Take a look at all the work Intel is pouring into Linux for up and coming technologies like CXL, which will be highly relevant to all of us very soon. Does a vendor like iX want to duplicate that effort into the FreeBSD stack, often at a very high cost of time and resource that could have been used for other efforts? Or if we do for that one tech how about others? Pick any other random feature which already has a perfectly viable equivalent on the Linux side of the fence with a very active user and developer base. You have to know where to best spend your (very limited) time and resource, and re-inventing wheels without some very tangible benefit (not just "caching up") isn't a good strategy. That said, I'm not one of those "FreeBSD is dying" doomsayers, I think it won't just "die", its going to just become more and more of a hobbyist and academia focused OS, and that's not necessarily a bad thing. But I think the odds of it having a serious resurgence at this point in wider industry relevance is very very low. Of course it could still happen, and maybe I'll eat my words someday, but just looking at the facts right now in 2024, I'd be hard pressed to place any real bet on that.

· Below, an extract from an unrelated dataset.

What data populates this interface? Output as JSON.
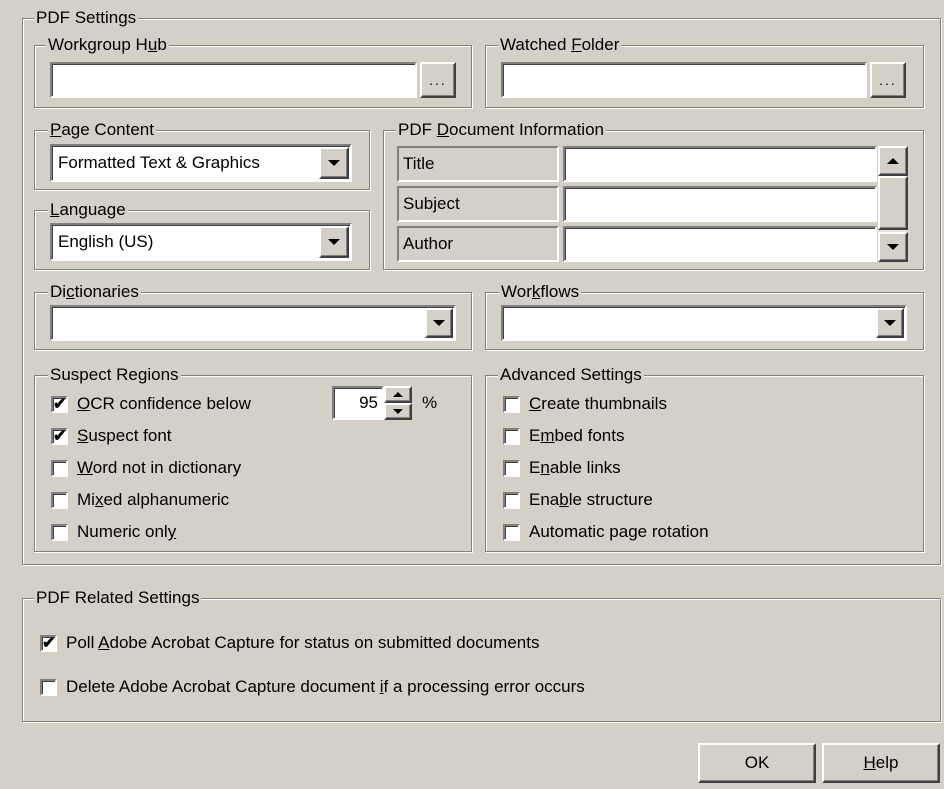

We (and many other vendors of FreeBSD based solutions, some still keeping quiet) have shared a concern for years now about its long term viability in the wider marketplace of solutions being based on newer and faster paced technologies.
I have not seen Kris Moore or any iX representative at a FreeBSD vendor or enterprise users summit. Neither in one of the regular bhyve/jails production users and developer calls scheduled by Michael Dexter.Nor - if they indeed have technical difficulties with FreeBSD and specific hardware - has anyone contacted the FreeBSD foundation or the relevant developers like Kristof Provost (networking) or Warner Losh (NVMe/PCIe).Nor have I seen any one from iX at a EuroBSDCon in years. They might attend the "domestic" (i.e. US based) conferences, I don't know.I have not heard from any other vendor about "concerns" and certainly not from Netflix who are one of the most prominent and most intensive users of the technology.